全焦点距離においてF2という明るい最小絞りとなるこのレンズは、24~35mmという広角焦点距離域であるが、使い方次第ではピントの合った前後をボカした表現も可能だ。また28cmという短い最短撮影距離を活かしてワイドマクロ撮影といった独特な撮影方法をとることも可能。
広角端
通常24mmといった広角レンズでは被写界深度は深くなりボケを活かした表現は難しくなる。しかしこのレンズはF2というズームレンズとしては特異ともいえる明るい開放絞り値を持っていることで、極端な浅い被写界深度を活かした表現も可能だ。
ただ広角であるがゆえ、背景のボケはあまり大きくはならない。すこし引きめでボケ味を味わう方が自然だろう。もちろん絞りこみ、引きの構図とすることで手前から奥までピントの合う範囲を深めた撮影もできる。個人的には奥までしっかりとピントが合ったこのレンズの描写が好みだ。
逆光耐性は?
広角端24mm、望遠端35mmのそれぞれで画面内に太陽を直接入れて撮影した。撮影条件としては非常に厳しいものだが、コントラストの低下もなく、ハレーションも最小限に抑えられており非常に高い逆光耐性を持つと言える。
作品集
傾いた太陽の光に輝く稲。強烈な逆光だがレンズの高い逆光耐性のおかげで稲の葉1枚1枚までくっきりと描写されている。強い生命力を写真で表現できる解像力だ。
ズームを35mmに合わせ最短撮影距離で撮影。F2.8まで絞ることで被写体のボケ具合を調整した。肉厚なエアプラントの質感を余すところ無く描写してくれるレンズだ。
人物を28mmで撮影。この付かず離れずの距離感が撮る者と撮られる者の絶妙な間合いとなる。F4まで絞ることで人肌や髪の質感を忠実に表現し、リアルな存在感を引き出す。

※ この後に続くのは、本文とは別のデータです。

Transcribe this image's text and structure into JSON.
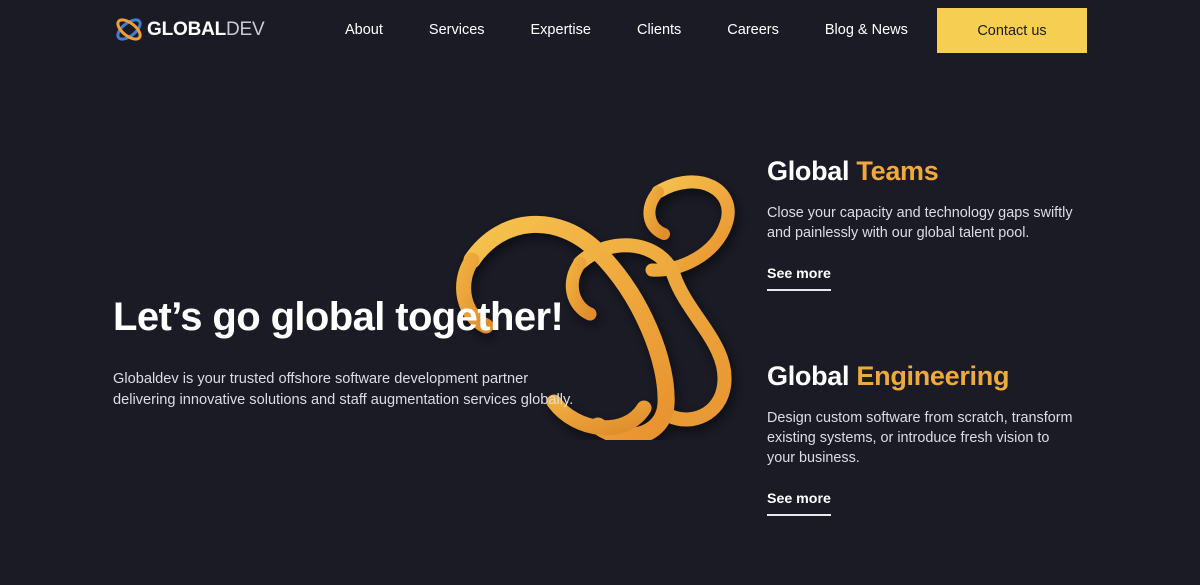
{
  "header": {
    "logo": {
      "icon": "orbit-atom-icon",
      "text_bold": "GLOBAL",
      "text_light": "DEV",
      "colors": {
        "arc_blue": "#3f7fd0",
        "arc_orange": "#eda03a"
      }
    },
    "nav_items": [
      {
        "label": "About"
      },
      {
        "label": "Services"
      },
      {
        "label": "Expertise"
      },
      {
        "label": "Clients"
      },
      {
        "label": "Careers"
      },
      {
        "label": "Blog & News"
      }
    ],
    "contact_button": {
      "label": "Contact us",
      "bg": "#f5ce52",
      "fg": "#1b1b26"
    }
  },
  "hero": {
    "title": "Let’s go global together!",
    "subtitle": "Globaldev is your trusted offshore software development partner delivering innovative solutions and staff augmentation services globally.",
    "artwork": {
      "name": "amber-spiral-ribbon-graphic",
      "color": "#efa83c"
    }
  },
  "cards": [
    {
      "title_white": "Global",
      "title_accent": "Teams",
      "description": "Close your capacity and technology gaps swiftly and painlessly with our global talent pool.",
      "link_label": "See more"
    },
    {
      "title_white": "Global",
      "title_accent": "Engineering",
      "description": "Design custom software from scratch, transform existing systems, or introduce fresh vision to your business.",
      "link_label": "See more"
    }
  ],
  "theme": {
    "background": "#1b1b26",
    "accent": "#f0a93b",
    "button": "#f5ce52",
    "text": "#ffffff",
    "muted_text": "#dcdde3"
  }
}
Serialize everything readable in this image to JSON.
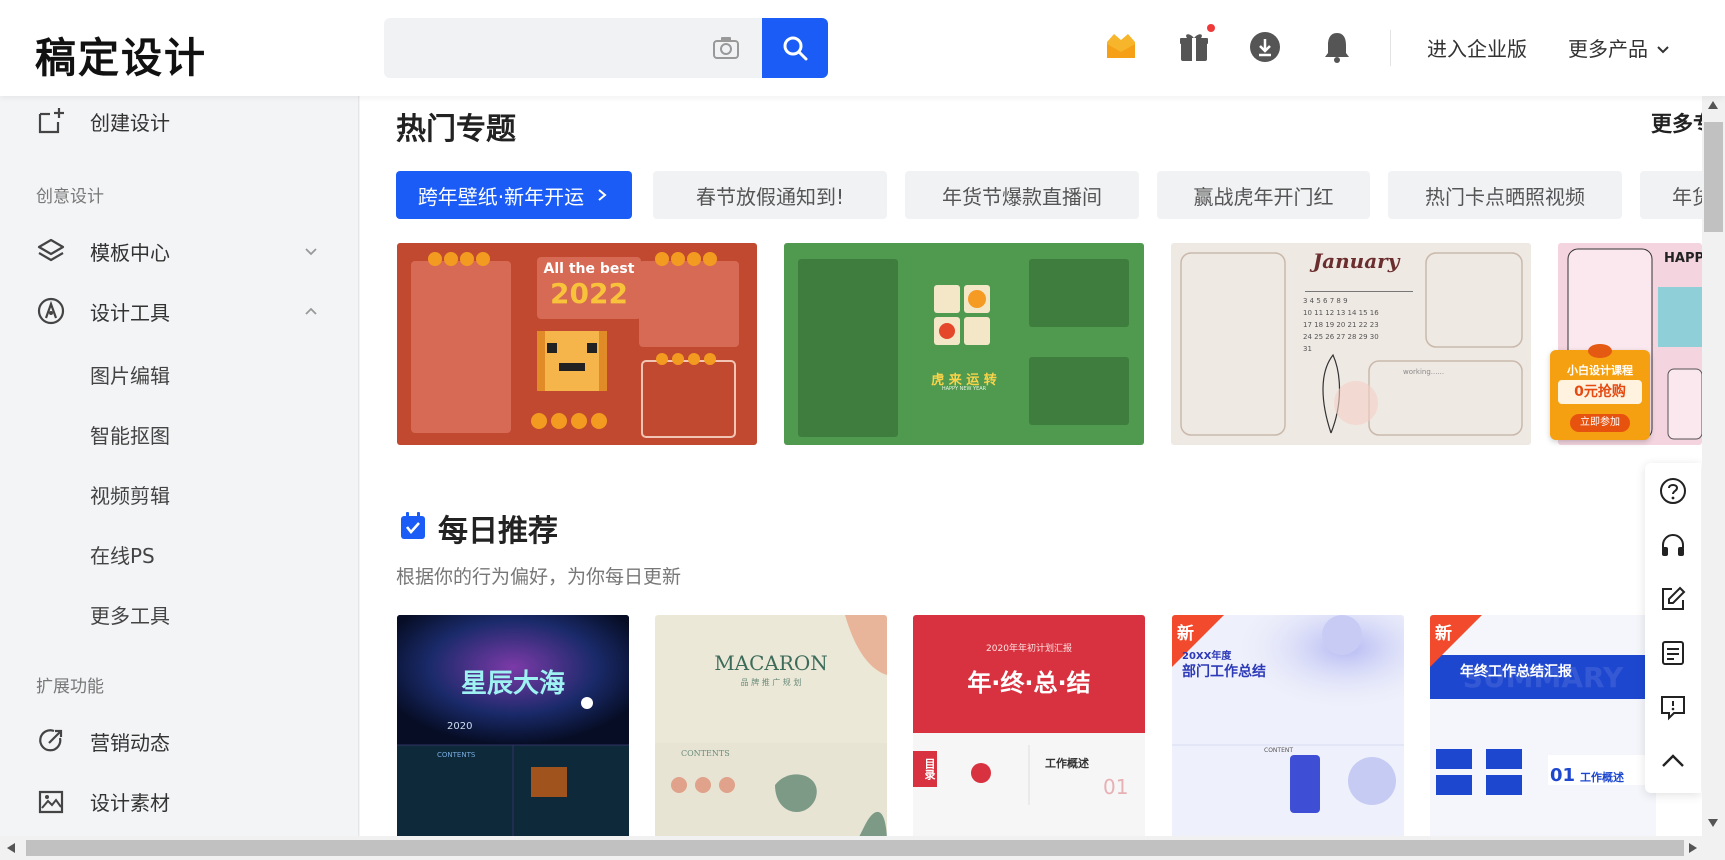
{
  "header": {
    "logo": "稿定设计",
    "search": {
      "placeholder": "",
      "value": ""
    },
    "links": {
      "enterprise": "进入企业版",
      "more_products": "更多产品"
    }
  },
  "sidebar": {
    "create": "创建设计",
    "section_creative": "创意设计",
    "template_center": "模板中心",
    "design_tools": "设计工具",
    "tools": [
      "图片编辑",
      "智能抠图",
      "视频剪辑",
      "在线PS",
      "更多工具"
    ],
    "section_extend": "扩展功能",
    "marketing": "营销动态",
    "materials": "设计素材"
  },
  "hot": {
    "title": "热门专题",
    "more": "更多专题",
    "tags": [
      "跨年壁纸·新年开运",
      "春节放假通知到!",
      "年货节爆款直播间",
      "赢战虎年开门红",
      "热门卡点晒照视频",
      "年货"
    ]
  },
  "thumbs": {
    "t1": {
      "top_text": "All the best",
      "year": "2022"
    },
    "t2": {
      "caption": "虎 来 运 转",
      "sub": "HAPPY NEW YEAR"
    },
    "t3": {
      "month": "January",
      "note": "working......"
    },
    "t4": {
      "title": "HAPPY",
      "promo_title": "小白设计课程",
      "promo_price": "0元抢购",
      "promo_btn": "立即参加"
    }
  },
  "daily": {
    "title": "每日推荐",
    "subtitle": "根据你的行为偏好，为你每日更新",
    "new_badge": "新",
    "cards": [
      {
        "title": "星辰大海",
        "sub": "2020",
        "contents": "CONTENTS"
      },
      {
        "title": "MACARON",
        "sub": "品 牌 推 广 规 划",
        "contents": "CONTENTS"
      },
      {
        "title": "年·终·总·结",
        "sub": "2020年年初计划汇报",
        "ribbon": "目录",
        "section": "工作概述",
        "num": "01"
      },
      {
        "title": "部门工作总结",
        "sub": "20XX年度",
        "contents": "CONTENT"
      },
      {
        "title": "年终工作总结汇报",
        "bg_word": "SUMMARY",
        "section": "工作概述",
        "num": "01"
      }
    ]
  },
  "colors": {
    "accent": "#1a5cf5",
    "badge": "#f24a2c"
  }
}
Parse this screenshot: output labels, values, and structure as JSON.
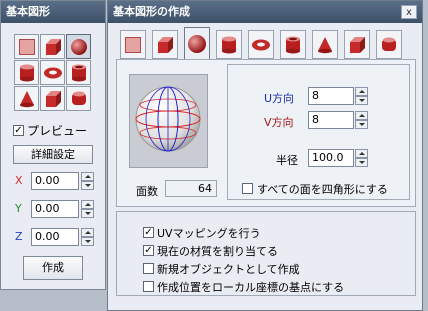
{
  "palette": {
    "title": "基本図形",
    "shapes": [
      "plane",
      "cube",
      "sphere",
      "cylinder",
      "torus",
      "pipe",
      "cone",
      "octahedron",
      "capsule"
    ],
    "preview_label": "プレビュー",
    "preview_checked": true,
    "detail_button": "詳細設定",
    "x_label": "X",
    "x_value": "0.00",
    "y_label": "Y",
    "y_value": "0.00",
    "z_label": "Z",
    "z_value": "0.00",
    "create_button": "作成",
    "colors": {
      "x": "#d03030",
      "y": "#2a8a2a",
      "z": "#2040c0"
    }
  },
  "dialog": {
    "title": "基本図形の作成",
    "close_glyph": "x",
    "tabs": [
      "plane",
      "cube",
      "sphere",
      "cylinder",
      "torus",
      "pipe",
      "cone",
      "octahedron",
      "capsule"
    ],
    "selected_tab": "sphere",
    "u_label": "U方向",
    "u_value": "8",
    "v_label": "V方向",
    "v_value": "8",
    "radius_label": "半径",
    "radius_value": "100.0",
    "faces_label": "面数",
    "faces_value": "64",
    "all_quads_label": "すべての面を四角形にする",
    "all_quads_checked": false,
    "options": [
      {
        "label": "UVマッピングを行う",
        "checked": true
      },
      {
        "label": "現在の材質を割り当てる",
        "checked": true
      },
      {
        "label": "新規オブジェクトとして作成",
        "checked": false
      },
      {
        "label": "作成位置をローカル座標の基点にする",
        "checked": false
      }
    ],
    "colors": {
      "u": "#1a2fa0",
      "v": "#a01a1a"
    }
  }
}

カメラを三脚に据え付け、F11まで絞り込みカフェの店内の隅々にまでピントを合わせた。驚く程に歪みが少ないレンズならではのまっすぐな描写が心地よい。
夏の夜空に輝くの天の川を15秒間の固定撮影で捉える。諸収差を最小限に抑えたレンズのおかげで、画面周辺にいたるまで星々を点として捉えることができた。銀河中心部の淡い光を捉えるためにもF2という明るさはとても有効だ。
まとめ
フルサイズ対応でありながらズーム全域でF2という、これまでにはなかった明るいズームレンズは、同じくシグマから発売されているAPS-C専用ズームレンズ18-35mm F1.8 DC HSM | Artが登場したときと同様の驚きを我々にもたらしてくれた。しかし実際に使用してみると決して単に明るいだけのレンズではないことがわかる。Artラインの単焦点レンズに匹敵するほどの高い描写力を持つズームレンズなのだ。
ともすれば自社製品との競合にさえなりかねないこのレンズをシグマが出して来たということは、ズームレンズを使用するフルサイズデジタル一眼レフカメラでのムービー撮影までも想定しているということだろう。
高画質とボケによる表現、そしてズームレンズという利便性。これらを兼ね備えた次世代のレンズの誕生である。ついにシグマが新たな戦略に踏み込んできた。そうおもわずにはいられないレンズだ。